On ressent d’ailleurs aussi cette hyperesthésie, peut-être plus explicitement, dans la relation magique que le personnage entretient avec la musique. J’ai parlé plus haut de passion, mais Ethan Sévenin nous décrit les sons, les notes et les consoles de mixages comme autant de créatures charnelles… Les mélodies s’incarnent sous sa plume en une légion d’entités presque palpables. Je dois confesser à ce stade ne rien y connaître en musicologie, mais j’ai retrouvé dans les mots précis de Monsieur Sévenin des sensations analogues à celles que me procura Süskind dans Le Parfum il y a tant d’années. Comme on se délecte avec bonheur des diverses fragrances que Grenouille emmagasine au fil de ses pérégrinations meurtrières, Monsieur Sévenin nous fait goûter par ses explications à l’âme des sonorités en nous permettant aussi de comprendre comment ces-dernières excitent les émotions des hommes au point de se lier à leurs esprits enflammés pour toujours.

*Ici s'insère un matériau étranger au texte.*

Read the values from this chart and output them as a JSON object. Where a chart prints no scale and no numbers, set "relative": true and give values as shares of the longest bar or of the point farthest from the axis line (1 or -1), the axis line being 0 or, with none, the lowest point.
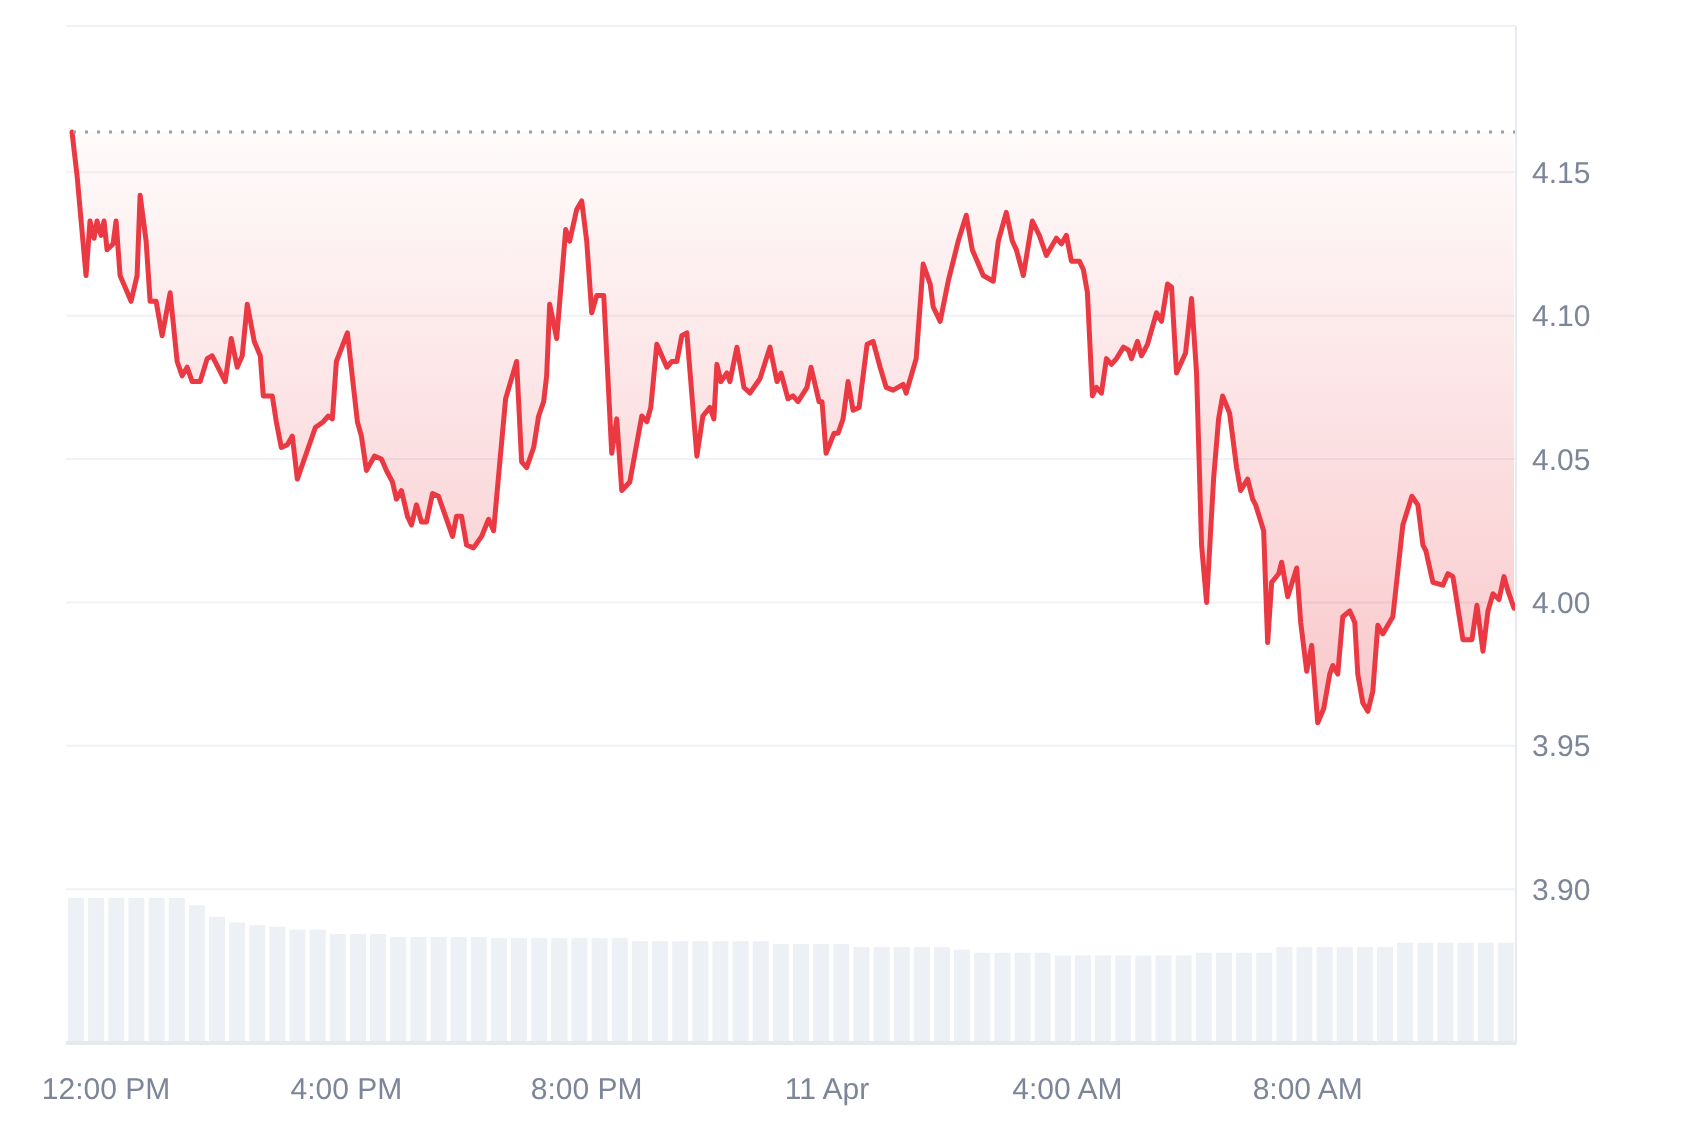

Un autre aspect qui rend la lecture de cet ouvrage absolument délicieuse réside dans ses explorations des mécanismes psychologiques à l’œuvre dans les dynamiques de groupes. Le personnage principal vogue en effet à la croisée des récifs de deux cohortes d’amis distinctes. Sa félicité de courte durée et le drame qui va la suivre naissent d’ailleurs exactement à cette confluence étrange entre les anciens potes et les nouveaux, les fêtes en petits comités et les free party gigantesques. Là encore, je retrouve le décalage mentionné plus haut : Christophe semble vivre éternellement sur la pas d’une porte, ou au centre d’un carrefour. Son corps immense et son âme généreuse pourtant au cœur de l’action restent tous deux invisibilisés, comme s’ils se trouvaient condamnés par une malédiction non-dite à être incompris pour toujours de leurs amis et de leurs collègues.

Comment expliquer autrement l’abandon terrible que subit Christophe dans la deuxième partie narrative qui, vous l’aurez deviné, se révèle bien plus sombre ? C’est peut-être là que réside la leçon la plus forte du roman. Ethan Sévenin nous montre en effet avec maestria le niveau abyssal de noirceur de nos esprits humains si faibles et si crédules lorsqu’ils se trouvent tapissés de la merde infâme que la rumeur, la mort et le malentendu forment ensemble.

Toutefois, Cette histoire finit mal enseigne aussi l’espérance en montrant une petite partie de la reconstruction de Christophe, mais aussi et surtout à mon sens en faisant briller en son cœur presque arraché l’histoire d’amour la plus pure que l’on puisse imaginer.